Appels jusqu'à 17 ans de prison pour avoir tué Zenepe Berisha

La Cour d'appel a augmenté la peine de prison en 17 ans contre Nebi Berisha pour le meurtre cruel de sa femme, Zenepe Berisha. L'événement a eu lieu le 23 octobre 2015 chez eux à Suhareka. Berisha, qui avait poignardé sa femme 20 fois en avril de cette année, était [...]
La Cour d'appel a augmenté la peine de prison en 17 ans contre Nebi Berisha pour le meurtre cruel de sa femme, Zenepe Berisha. L'événement a eu lieu le 23 octobre 2015 chez eux à Suhareka.
Berisha, qui avait poignardé sa femme 20 fois en avril de cette année, avait été condamné à seulement 12 ans et 6 mois de prison par le tribunal de la Fondation Prizren. La prononciation de cette phrase avait suscité de grandes réactions, puisqu'elle était maintenue basse, notamment par les endeuillés.
Le Kosovo est “La cour d'appel a approuvé la plainte de l'accusation et le représentant de la partie lésée, dans le cas de l'accusé N.B. La loi sur la Cour constitutionnelle de Prizren, du 12 avril 2017, n'a été modifiée que pour ce qui est de la peine. Pour les actes qui ont été reconnus coupables, “homicide grave” par l'article 179 du Code pénal de la République du Kosovo, et “Le léger lancement du corps” par l'article 188 du même code, ce tribunal, la personne en question, l'a condamné à 17 ans de prison. Le défenseur de N. B., a été rejeté comme non basé”, Apel a annoncé lundi.

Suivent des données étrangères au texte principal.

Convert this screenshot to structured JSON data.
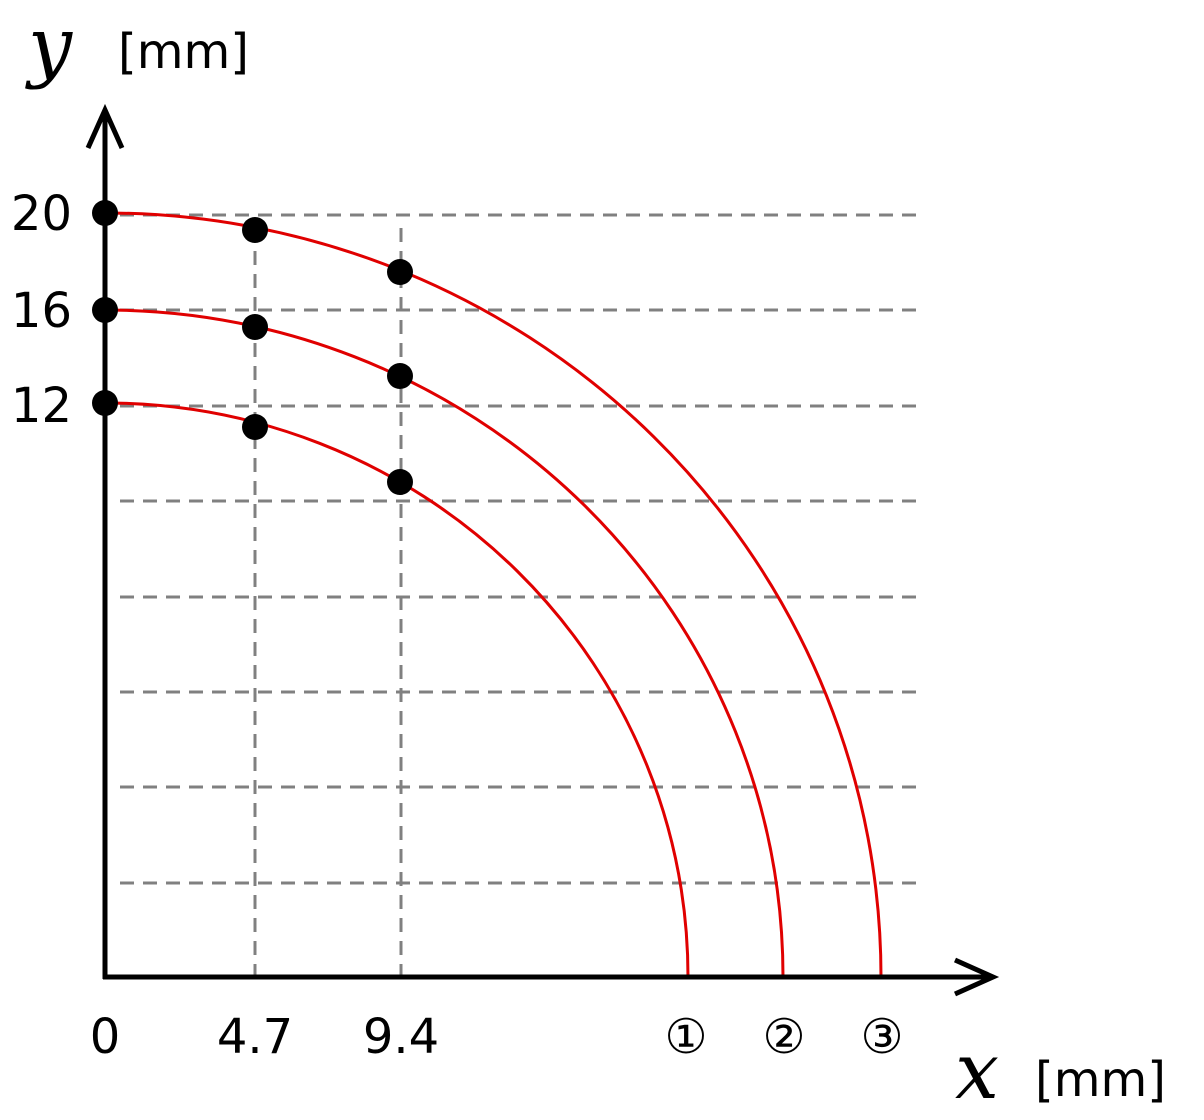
{
  "axes": {
    "y": {
      "variable": "y",
      "unit": "[mm]",
      "tick_labels": [
        "20",
        "16",
        "12"
      ]
    },
    "x": {
      "variable": "x",
      "unit": "[mm]",
      "tick_labels": [
        "0",
        "4.7",
        "9.4"
      ]
    }
  },
  "curve_labels": [
    "①",
    "②",
    "③"
  ]
}
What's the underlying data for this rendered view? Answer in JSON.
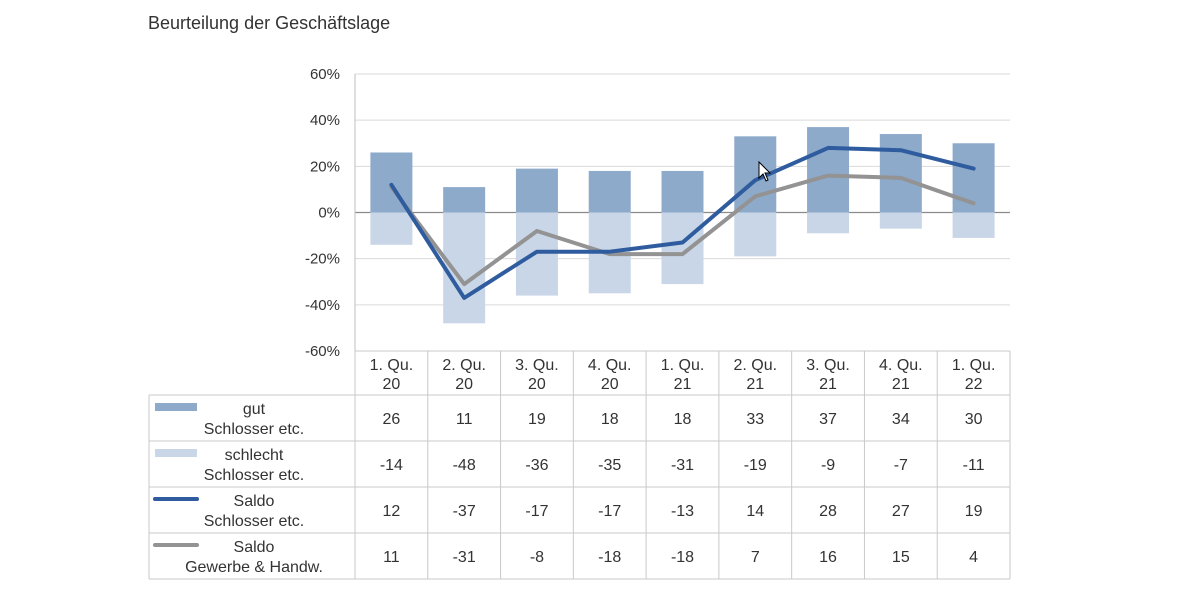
{
  "title": "Beurteilung der Geschäftslage",
  "chart_data": {
    "type": "bar",
    "title": "Beurteilung der Geschäftslage",
    "categories": [
      [
        "1. Qu.",
        "20"
      ],
      [
        "2. Qu.",
        "20"
      ],
      [
        "3. Qu.",
        "20"
      ],
      [
        "4. Qu.",
        "20"
      ],
      [
        "1. Qu.",
        "21"
      ],
      [
        "2. Qu.",
        "21"
      ],
      [
        "3. Qu.",
        "21"
      ],
      [
        "4. Qu.",
        "21"
      ],
      [
        "1. Qu.",
        "22"
      ]
    ],
    "ylim": [
      -60,
      60
    ],
    "yticks": [
      60,
      40,
      20,
      0,
      -20,
      -40,
      -60
    ],
    "ytick_labels": [
      "60%",
      "40%",
      "20%",
      "0%",
      "-20%",
      "-40%",
      "-60%"
    ],
    "grid": true,
    "series": [
      {
        "name_lines": [
          "gut",
          "Schlosser etc."
        ],
        "kind": "bar",
        "color": "#8eaacb",
        "values": [
          26,
          11,
          19,
          18,
          18,
          33,
          37,
          34,
          30
        ]
      },
      {
        "name_lines": [
          "schlecht",
          "Schlosser etc."
        ],
        "kind": "bar",
        "color": "#c9d6e7",
        "values": [
          -14,
          -48,
          -36,
          -35,
          -31,
          -19,
          -9,
          -7,
          -11
        ]
      },
      {
        "name_lines": [
          "Saldo",
          "Schlosser etc."
        ],
        "kind": "line",
        "color": "#2e5c9e",
        "values": [
          12,
          -37,
          -17,
          -17,
          -13,
          14,
          28,
          27,
          19
        ]
      },
      {
        "name_lines": [
          "Saldo",
          "Gewerbe & Handw."
        ],
        "kind": "line",
        "color": "#939393",
        "values": [
          11,
          -31,
          -8,
          -18,
          -18,
          7,
          16,
          15,
          4
        ]
      }
    ]
  }
}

Le collège judiciaire de la Cour d'appel a noté que la Cour de première instance dans cette affaire pénale, bien qu'elle ait correctement vérifié les circonstances atténuantes et critiques qu'elle a constatées dans l'accusé, n'a pas vraiment évalué et que, surtout, les circonstances atténuantes “la responsabilité essentiellement réduite”, qu'elle a surestimée, soutient.
Les “n'ont pas été valorisés dans la réalité, ni des circonstances graves, telles que la façon de commettre des actes criminels, où l'accusé en présence de mineurs et de mineurs sont maintenant coupés de la vie, M. B., et qu'en frappant 20 (une voix) de suite, dans toutes les parties du corps, avec persistance et brutalité. L'autre domaine qui n'a pas été correctement évalué est aussi le motif de commettre des actes criminels et le comportement antérieur de l'accusé à l'égard de la famille, mais aussi à l'encontre du défunt - avant de commettre des actes criminels. De tout cela, il s'avère que la sentence prononcée par la Cour de première instance de 12 ans et 6 mois est très légère, de sorte qu'il a décidé de prononcer une peine plus sévère”, note la Cour d'appel.
Le journal Express, le jour où le noyau avait prononcé la sentence pour l'accusé, avait apporté des aveux de la famille de Zeynep Berisha, qui a avoué leur mécontentement à l'égard de la sentence et de toute la procédure judiciaire.